Lt. Dave McCaw said MPD will take the same action at Mifflin as it did last year because, like last year, no organization stepped up to sponsor the event and repay the estimated $200,000 costs of additional police enforcement.
“Nothing has been cancelled because nothing has been asked for,” McCaw said.
McCaw said there are two issues with finding sponsors for the event. The first problem is making Mifflin profitable enough to pay the city back for hiring at least 200 police officers to work overtime. The other setback is sponsors must abide by city ordinances for regulating special events.
Representatives from the Majestic Theatre were the last event sponsors in 2011, McCaw said. That year’s event resulted in two stabbings and 162 arrests ranging from sexual assaults and robberies to knees broken by baseball bats.

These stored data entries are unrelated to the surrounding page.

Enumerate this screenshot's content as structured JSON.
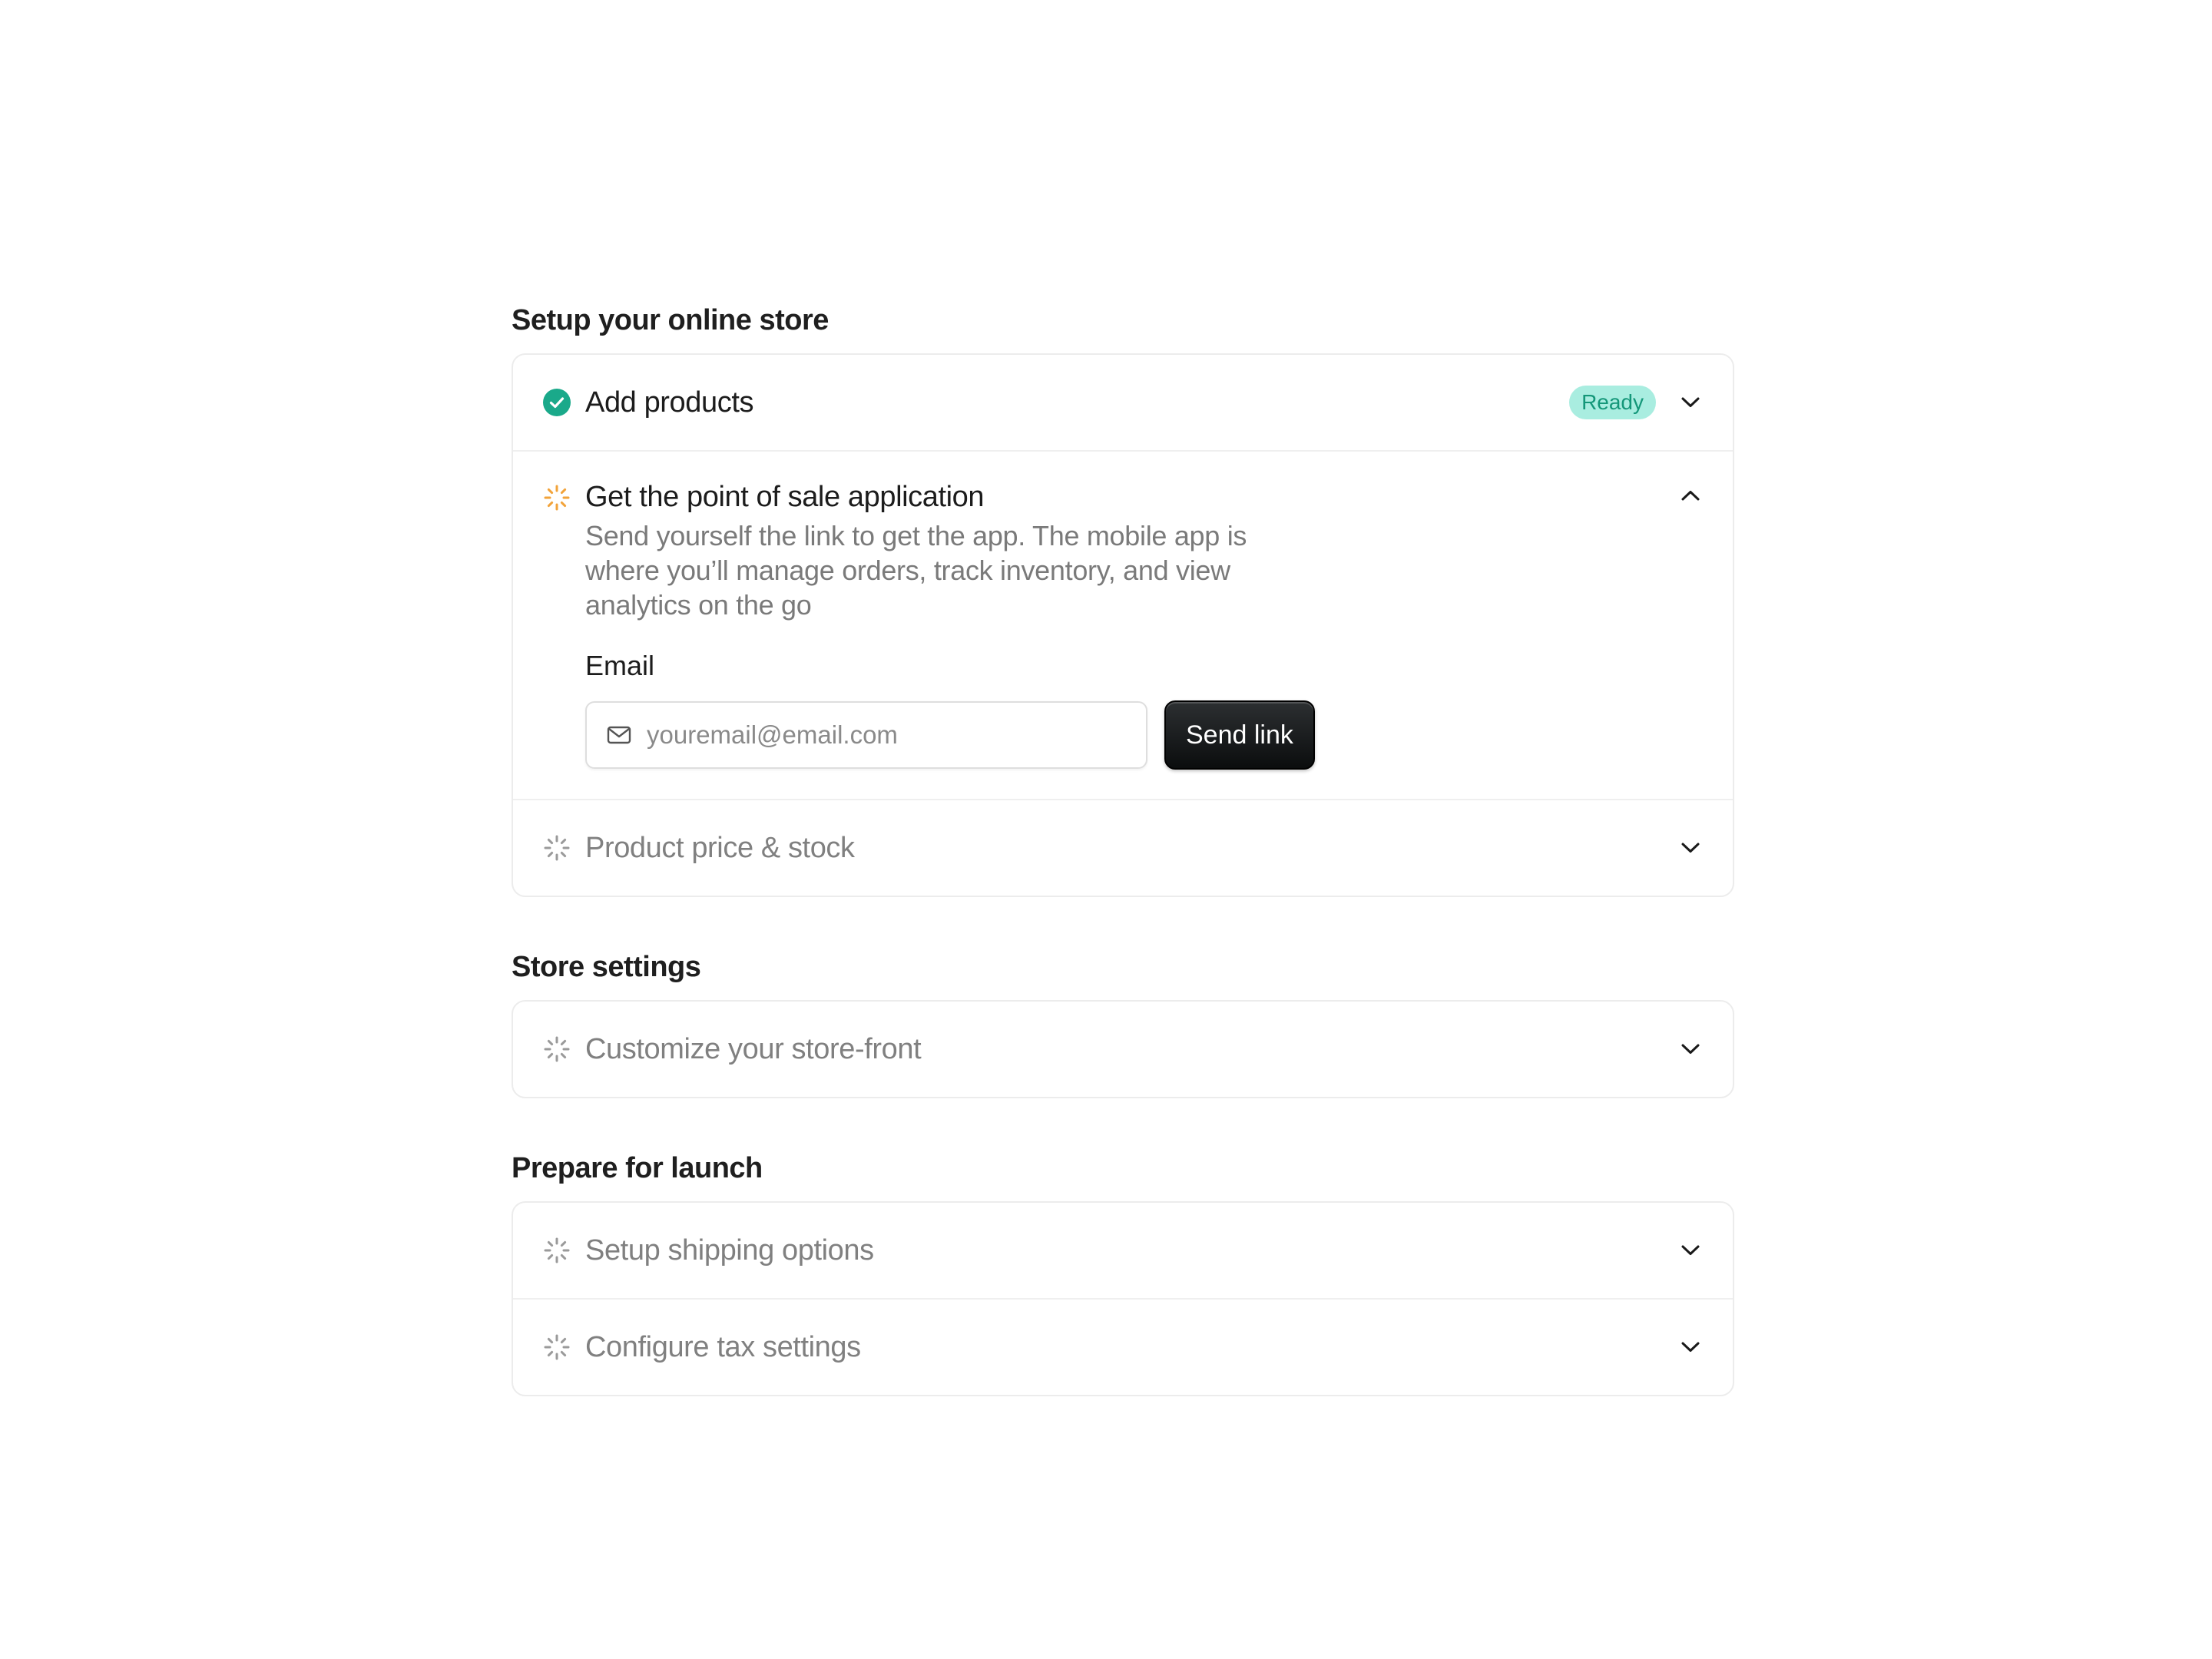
{
  "sections": [
    {
      "title": "Setup your online store",
      "items": [
        {
          "title": "Add products",
          "badge": "Ready",
          "status": "complete"
        },
        {
          "title": "Get the point of sale application",
          "status": "in-progress",
          "description": "Send yourself the link to get the app. The mobile app is where you’ll manage orders, track inventory, and view analytics on the go",
          "email_label": "Email",
          "email_placeholder": "youremail@email.com",
          "send_label": "Send link"
        },
        {
          "title": "Product price & stock",
          "status": "pending"
        }
      ]
    },
    {
      "title": "Store settings",
      "items": [
        {
          "title": "Customize your store-front",
          "status": "pending"
        }
      ]
    },
    {
      "title": "Prepare for launch",
      "items": [
        {
          "title": "Setup shipping options",
          "status": "pending"
        },
        {
          "title": "Configure tax settings",
          "status": "pending"
        }
      ]
    }
  ],
  "icons": {
    "complete": "check-circle-icon",
    "in_progress": "spinner-icon",
    "pending": "spinner-icon",
    "expand": "chevron-down-icon",
    "collapse": "chevron-up-icon",
    "mail": "mail-icon"
  },
  "colors": {
    "accent_green": "#1aa98a",
    "badge_bg": "#a9ede0",
    "badge_text": "#149779",
    "in_progress_orange": "#f2a33a",
    "pending_gray": "#9a9a9a",
    "button_dark": "#111314"
  }
}
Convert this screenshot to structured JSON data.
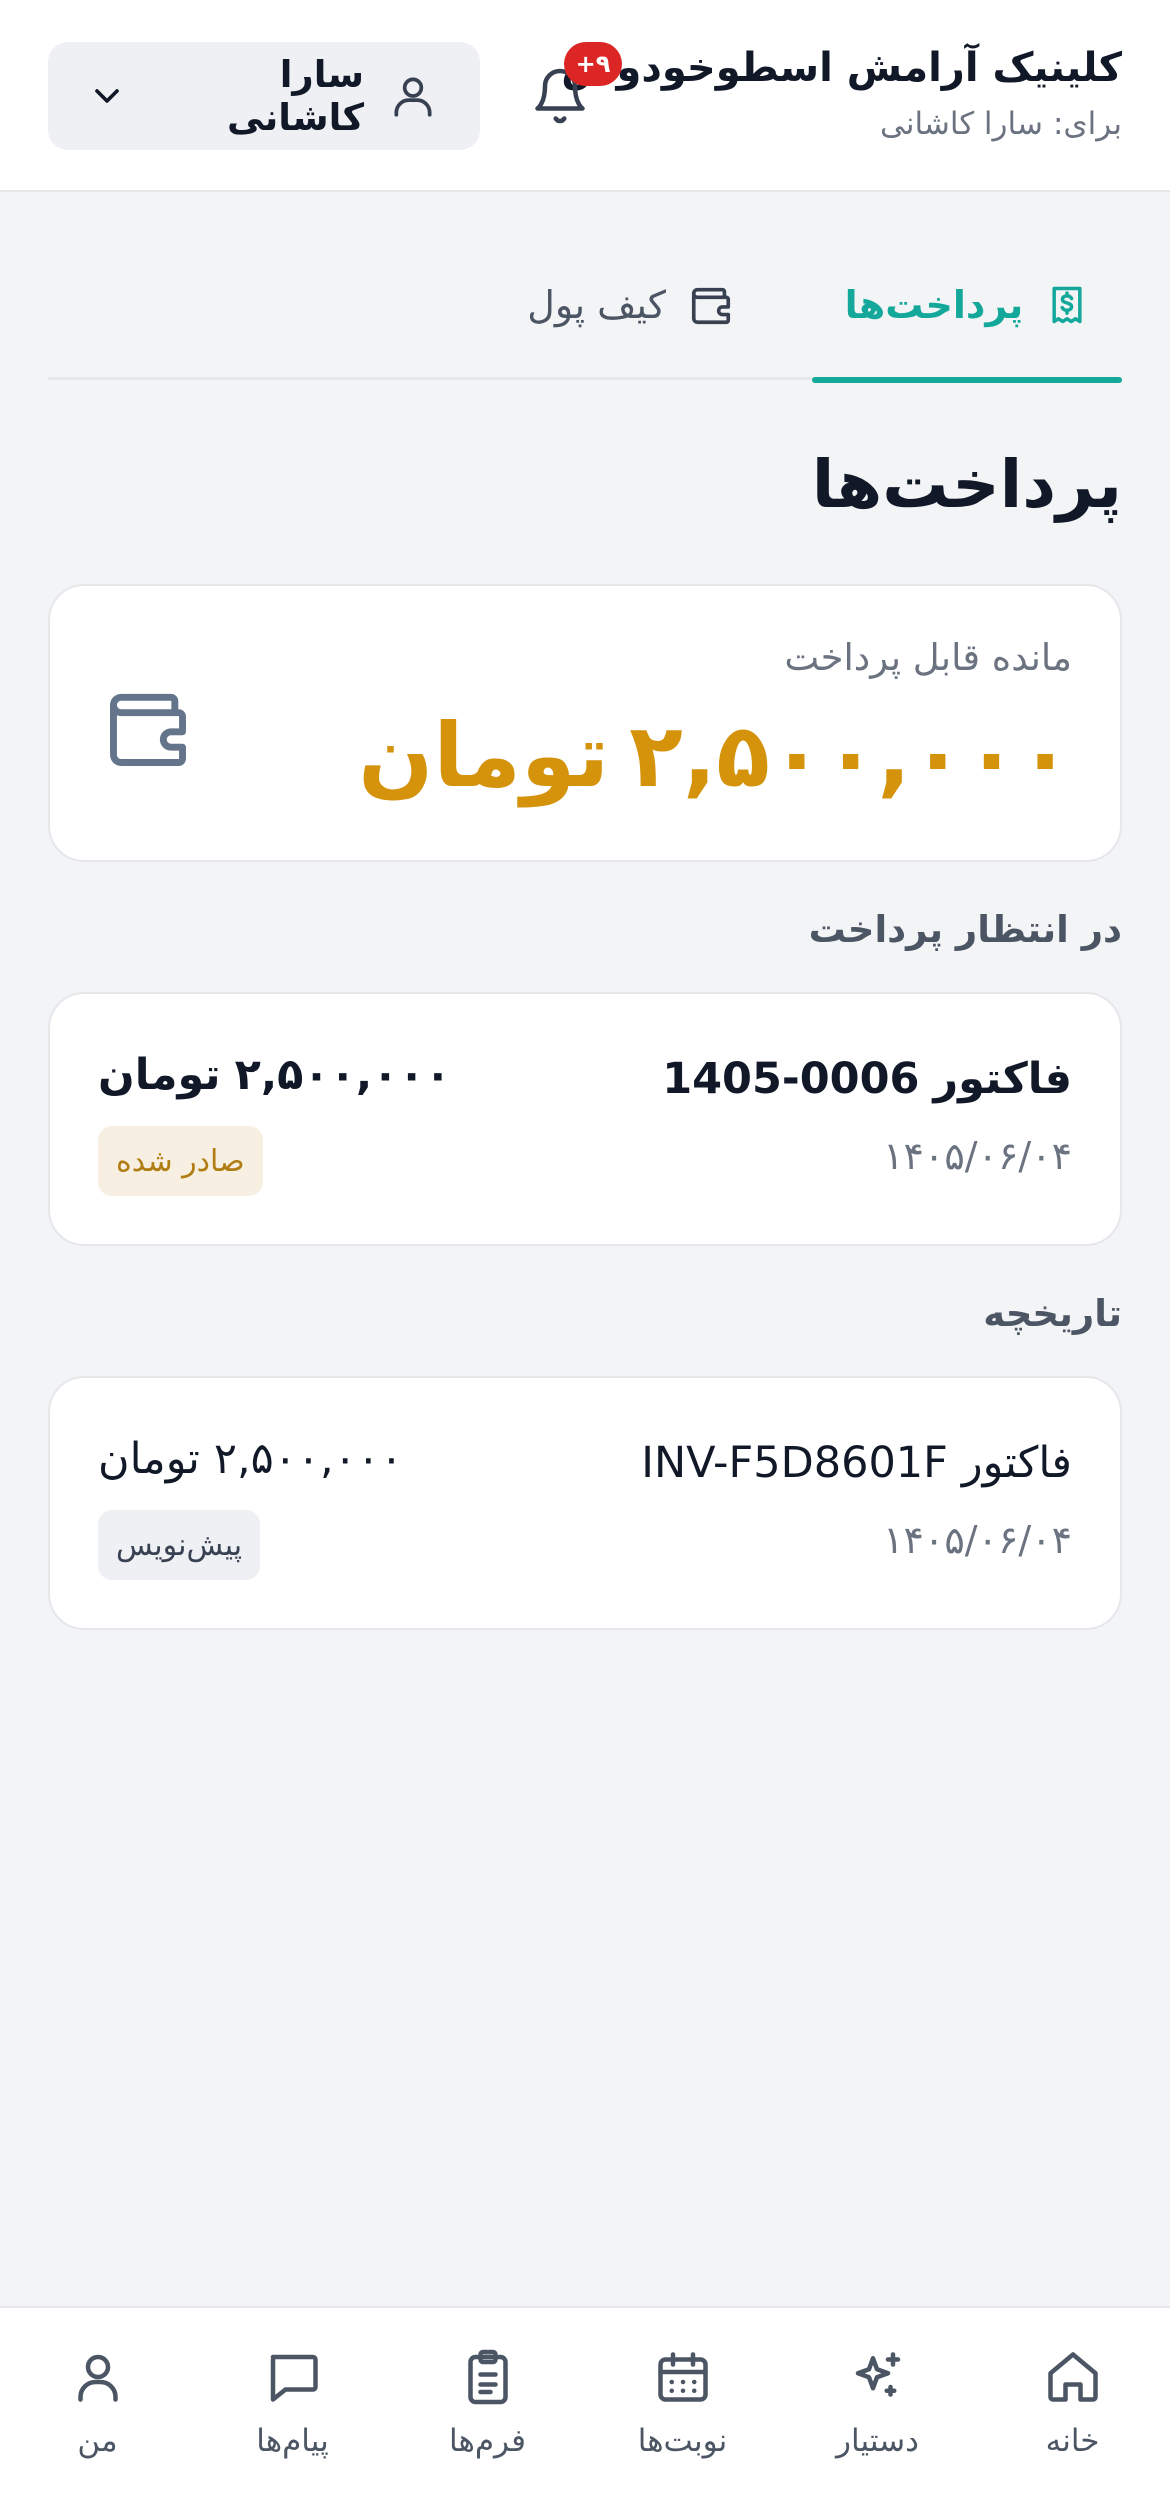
{
  "header": {
    "clinic_name": "کلینیک آرامش اسطوخودوس",
    "for_label": "برای:",
    "for_value": "سارا کاشانی",
    "notifications_badge": "۹+",
    "user_select": {
      "name": "سارا کاشانی",
      "icon": "user-icon",
      "chevron": "chevron-down-icon"
    }
  },
  "tabs": [
    {
      "label": "پرداخت‌ها",
      "icon": "receipt-dollar-icon",
      "active": true
    },
    {
      "label": "کیف پول",
      "icon": "wallet-icon",
      "active": false
    }
  ],
  "page": {
    "title": "پرداخت‌ها"
  },
  "balance": {
    "label": "مانده قابل پرداخت",
    "amount": "۲,۵۰۰,۰۰۰",
    "unit": "تومان",
    "icon": "wallet-icon",
    "color": "#d4930b"
  },
  "pending": {
    "title": "در انتظار پرداخت",
    "items": [
      {
        "prefix": "فاکتور",
        "number": "1405-0006",
        "date": "۱۴۰۵/۰۶/۰۴",
        "amount": "۲,۵۰۰,۰۰۰",
        "unit": "تومان",
        "status": "صادر شده"
      }
    ]
  },
  "history": {
    "title": "تاریخچه",
    "items": [
      {
        "prefix": "فاکتور",
        "number": "INV-F5D8601F",
        "date": "۱۴۰۵/۰۶/۰۴",
        "amount": "۲,۵۰۰,۰۰۰",
        "unit": "تومان",
        "status": "پیش‌نویس"
      }
    ]
  },
  "nav": [
    {
      "label": "خانه",
      "icon": "home-icon"
    },
    {
      "label": "دستیار",
      "icon": "sparkles-icon"
    },
    {
      "label": "نوبت‌ها",
      "icon": "calendar-icon"
    },
    {
      "label": "فرم‌ها",
      "icon": "clipboard-icon"
    },
    {
      "label": "پیام‌ها",
      "icon": "message-icon"
    },
    {
      "label": "من",
      "icon": "user-icon"
    }
  ],
  "colors": {
    "accent": "#14a89b",
    "amount": "#d4930b",
    "badge": "#dc2626"
  }
}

The police lieutenant said he would like to continue to enforce large-scale student gathering. However, McCaw said the current model of having 10,000 people on the residential Mifflin Street is not a sustainable model.
“We think it’s 100 percent environmental; it’s just a bad spot,” McCaw said. “We work with anybody and everybody to make it safe.”
He recommended an open public space, such as Warner Park, for future events, adding other colleges and universities host these events annually and make money off of them.
In general, Mifflin is simply costing Madison too much, McCaw said.
“We’re in those economic times where we just can’t afford this sort of thing anymore,” McCaw said, adding he is disturbed by having to convey this message. “I don’t think anyone is angry about it from the police side, it’s just one of those things that has to happen.”